Environment Minister Tanya Plibersek announced her final decision on the Central Queensland Coal Project on Twitter on Wednesday, saying in a video that she had received more than 9,000 public submissions on the mine in just 10 business days.

It is the first time that an Australian minister has rejected a proposed coal mine under the country’s Environment Protection and Biodiversity Conservation Act. That marks a major turnaround for Australia, long seen as a global climate laggard and one of the world’s biggest per-capita polluters because of its huge coal and natural gas export industries.

“I’ve decided that the adverse environmental impacts are simply too great,” Plibersek said in her Twitter message. “The mine is an open cut coal mine less than 10 kilometers (6 miles) from the Great Barrier Reef and the risk of pollution and irreversible damage to the Reef is very real.”

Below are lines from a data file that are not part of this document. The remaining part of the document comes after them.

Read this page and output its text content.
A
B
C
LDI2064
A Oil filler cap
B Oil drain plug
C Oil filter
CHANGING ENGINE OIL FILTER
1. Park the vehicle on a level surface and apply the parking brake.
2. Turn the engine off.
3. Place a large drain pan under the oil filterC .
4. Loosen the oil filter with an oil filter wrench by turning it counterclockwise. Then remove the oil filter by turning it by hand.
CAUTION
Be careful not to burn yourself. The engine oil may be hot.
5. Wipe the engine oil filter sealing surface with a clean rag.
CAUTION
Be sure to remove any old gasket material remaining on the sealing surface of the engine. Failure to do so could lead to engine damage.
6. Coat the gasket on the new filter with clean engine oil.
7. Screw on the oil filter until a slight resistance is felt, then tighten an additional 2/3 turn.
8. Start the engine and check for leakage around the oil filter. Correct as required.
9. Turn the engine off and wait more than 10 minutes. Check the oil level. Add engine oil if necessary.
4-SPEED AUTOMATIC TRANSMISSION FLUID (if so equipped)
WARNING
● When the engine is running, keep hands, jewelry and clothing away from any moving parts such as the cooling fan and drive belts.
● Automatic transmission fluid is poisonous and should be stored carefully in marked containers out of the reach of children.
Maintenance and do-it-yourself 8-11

Coal is Australia’s biggest export after iron ore and the proposed mine was among a raft of projects that would significantly increase emissions in the nation.

Central Queensland Coal proposed extracting as much as 10 million tons of thermal and coking coal a year over a lifespan of about 24 years, according to the Queensland government. The project is owned by Clive Palmer, a vocal businessman who’s used his mining sector fortune to make forays into politics.

Australia is the world’s biggest exporter of metallurgical coal and only trails Indonesia in shipments of thermal coal. The center-left Labor government elected in May has been attempting to step up Australia’s action on climate change, pledging to reduce emissions by 43% by 2030 from 2005 levels.